All participants in this clinical trial received immune-suppressive medication. MTX was given to 12 of the patients while the remaining 9 received hematopoietic stem cells harvested from their own bone marrow. After treatment with MTX, the stem cells were intravenously reintroduced into their donors and the stem cells migrated back to the bone marrow where they generated new immune cells. All participants were followed-up for a period of up to four years after their treatment.
“This process appears to reset the immune system,” said the lead study author Dr. Giovanni Mancardi. “With these results, we can speculate that stem cell treatment may profoundly affect the course of the disease.”
Mancardi and his team found that treatment of MS patients with robust immunosuppression followed by stem cell treatment resulted in a significantly higher decrease in disease progression in comparison with MTX treatment alone.
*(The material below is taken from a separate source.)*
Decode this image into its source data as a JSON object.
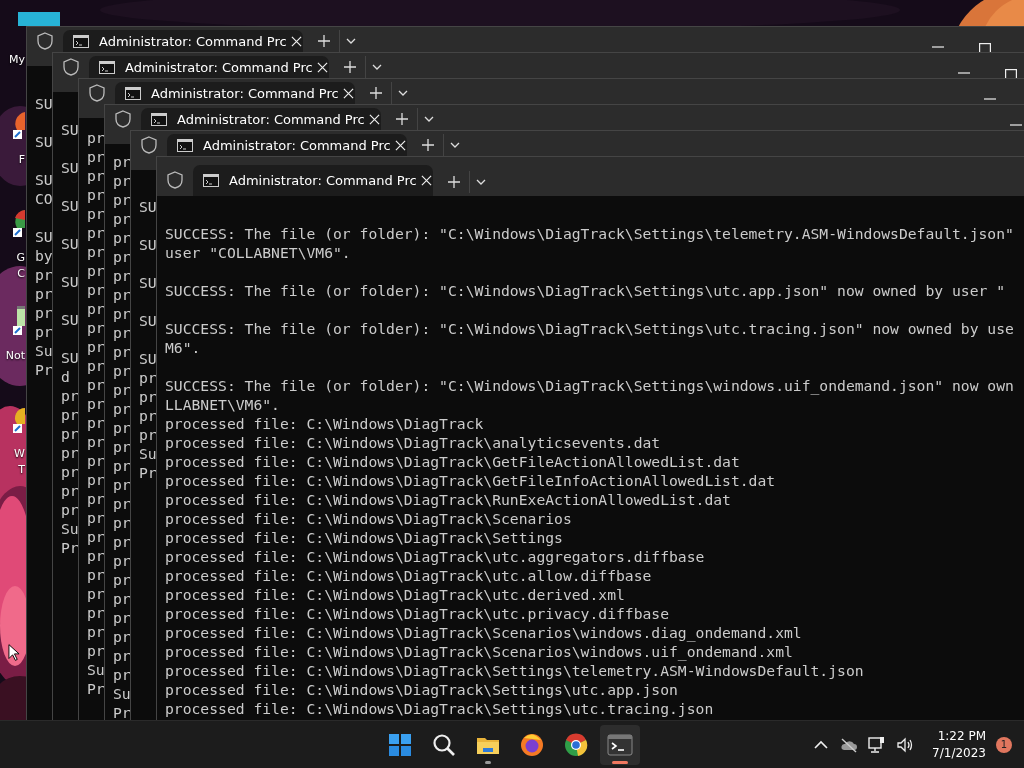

MS patients under stem cell treatment reduced the number of new areas of brain damage (T2 lesions) by 79% compared to patients under MTX treatment. Another type of lesion seen in MS patients – gadolinium-enhancing lesions – were not detected in patients under stem cell treatment during the study, whereas 56% of patients receiving MTX exhibited at least one new gadolinium-enhancing lesion.
Mancardi and his team concluded that an intense immunosuppression followed by autologous hematopoietic stem cell transplantation is more efficient than MTX to reduce MS activity in severe cases.
“More research is needed with larger numbers of patients who are randomized to receive either the stem cell transplant or an approved therapy, but it’s very exciting to see that this treatment may be so superior to a current treatment for people with severe MS that is not responding well to standard treatments,” concluded study author Dr. Mancardi.